I have seen lots of posts asking for speakers, but here I am also mentioning few of the best speakers in market.

I am looking for Computer Speakers/Home Theater.

Major Usage:
Play Mp3 songs from iPOD - 
Play movies rips (avi/mkv formats) using DVD player that may come with Home Theater
I am going to play music & movies (No games) so I please suggest me speakers.

After going through various forums, I came to following conclusion
Music - 2.1 Speaker & Movies & Games - 5.1 speakers

I have shortlisted few below

## Computer Speakers (Less then 10,000 Rs)

Creative Inspire T6060 - (5.1)

Logitech X540 - 5.1
Logitech Z2300 - 2.1  THX certified
Logitech Z4
Not considering Z-5500 or Z5300 due to its cost.

Altec Lansing VS4121 
Altec Lansing MX5021 - 2.1 THX Certified
Altec Lansing FX 5051
Not considering ATP3 as its No more available

## Home Theaters (Till 15000 including DVD player)
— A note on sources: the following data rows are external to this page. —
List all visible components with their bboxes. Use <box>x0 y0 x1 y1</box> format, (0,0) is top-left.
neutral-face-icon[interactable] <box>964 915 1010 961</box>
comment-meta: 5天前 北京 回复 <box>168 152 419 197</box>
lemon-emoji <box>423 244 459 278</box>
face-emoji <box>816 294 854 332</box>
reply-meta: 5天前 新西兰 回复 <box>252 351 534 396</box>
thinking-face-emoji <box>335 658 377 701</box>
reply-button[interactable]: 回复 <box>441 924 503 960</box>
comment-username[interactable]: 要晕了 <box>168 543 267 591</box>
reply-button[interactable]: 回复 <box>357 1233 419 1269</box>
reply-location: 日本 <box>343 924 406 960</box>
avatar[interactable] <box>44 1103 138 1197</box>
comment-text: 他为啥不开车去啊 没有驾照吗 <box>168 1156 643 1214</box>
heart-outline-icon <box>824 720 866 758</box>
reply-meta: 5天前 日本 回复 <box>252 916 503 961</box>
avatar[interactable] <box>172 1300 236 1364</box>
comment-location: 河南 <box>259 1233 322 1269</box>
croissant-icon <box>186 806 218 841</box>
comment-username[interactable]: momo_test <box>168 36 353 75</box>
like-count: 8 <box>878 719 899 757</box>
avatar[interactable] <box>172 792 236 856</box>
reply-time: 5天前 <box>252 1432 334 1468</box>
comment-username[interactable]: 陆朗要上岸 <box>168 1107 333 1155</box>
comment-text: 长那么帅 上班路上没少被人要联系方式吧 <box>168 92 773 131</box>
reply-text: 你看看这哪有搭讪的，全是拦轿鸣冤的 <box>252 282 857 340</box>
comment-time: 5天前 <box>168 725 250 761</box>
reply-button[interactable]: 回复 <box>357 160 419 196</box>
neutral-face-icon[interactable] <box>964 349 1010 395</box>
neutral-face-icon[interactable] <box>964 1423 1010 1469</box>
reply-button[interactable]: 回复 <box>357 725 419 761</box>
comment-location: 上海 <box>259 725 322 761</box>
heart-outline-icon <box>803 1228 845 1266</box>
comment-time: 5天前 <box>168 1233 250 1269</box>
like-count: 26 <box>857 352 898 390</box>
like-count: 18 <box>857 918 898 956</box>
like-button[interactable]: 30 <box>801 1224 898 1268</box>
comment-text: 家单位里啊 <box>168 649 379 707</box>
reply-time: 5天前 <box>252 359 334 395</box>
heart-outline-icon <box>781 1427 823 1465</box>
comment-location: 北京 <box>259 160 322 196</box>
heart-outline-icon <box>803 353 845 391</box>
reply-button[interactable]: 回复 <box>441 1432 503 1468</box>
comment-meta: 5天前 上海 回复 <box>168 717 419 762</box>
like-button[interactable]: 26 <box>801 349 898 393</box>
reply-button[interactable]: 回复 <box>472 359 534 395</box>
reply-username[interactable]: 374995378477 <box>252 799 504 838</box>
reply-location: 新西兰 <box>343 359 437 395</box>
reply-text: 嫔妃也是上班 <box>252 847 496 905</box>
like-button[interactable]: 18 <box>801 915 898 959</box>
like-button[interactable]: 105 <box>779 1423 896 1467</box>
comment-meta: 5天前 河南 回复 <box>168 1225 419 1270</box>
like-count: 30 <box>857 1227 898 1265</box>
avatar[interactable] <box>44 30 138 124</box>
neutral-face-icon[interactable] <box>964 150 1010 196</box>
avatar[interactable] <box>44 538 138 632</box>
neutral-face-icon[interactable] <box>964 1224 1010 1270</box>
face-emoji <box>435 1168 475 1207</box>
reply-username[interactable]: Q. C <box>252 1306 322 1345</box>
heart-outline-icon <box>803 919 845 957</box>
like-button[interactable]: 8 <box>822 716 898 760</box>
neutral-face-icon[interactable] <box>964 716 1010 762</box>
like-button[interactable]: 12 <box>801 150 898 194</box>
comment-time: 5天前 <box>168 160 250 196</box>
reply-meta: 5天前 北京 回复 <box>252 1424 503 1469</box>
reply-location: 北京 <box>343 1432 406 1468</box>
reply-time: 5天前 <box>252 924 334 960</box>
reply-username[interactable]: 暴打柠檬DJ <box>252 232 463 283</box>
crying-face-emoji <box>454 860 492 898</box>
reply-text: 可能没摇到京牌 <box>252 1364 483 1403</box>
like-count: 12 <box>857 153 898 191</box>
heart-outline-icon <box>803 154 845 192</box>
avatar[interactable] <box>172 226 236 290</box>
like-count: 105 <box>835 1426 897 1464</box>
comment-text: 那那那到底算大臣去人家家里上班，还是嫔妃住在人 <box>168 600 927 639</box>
SONY DAV-DZ150K - 5.1 home theatre
SONY DAV-DZ270 - 
SONY DAV-DZ370

Samsung HT-X20
Samsung HT-X30

Philips HTS3000
Philips HTS3152

-->>  Can we connect 5.1 speakers to iPOD as it has single 3.5 mm output ?

Please suggest which should be best one to purchase. if you own any model mentioned above then give comments.


----------



## desiibond (Apr 25, 2009)

For mp3 and ripped movies, there is no need for a 5.1.

If you want top quality 2.1, Go for Altec Lansing MX-5021 (for clean sound) or Logitech Z-2300 (for boom boom).

If you connect a 5.1 to ipod, you will get stereo only (works in 2.1 mode). Only Logitech X-540 plays audio over all speakers (virtual 5.1), which is not that great.


----------



## PraKs (Apr 26, 2009)

Thanks buddy

Here are the final stuff

Logitech X540 
Altec Lansing  VS4121
Altec Lansing MX5021

Any comments ?

Major use - Music from iPOD, Ripped movies in mp4/mkv which also has 5.1 Dolby Digital


----------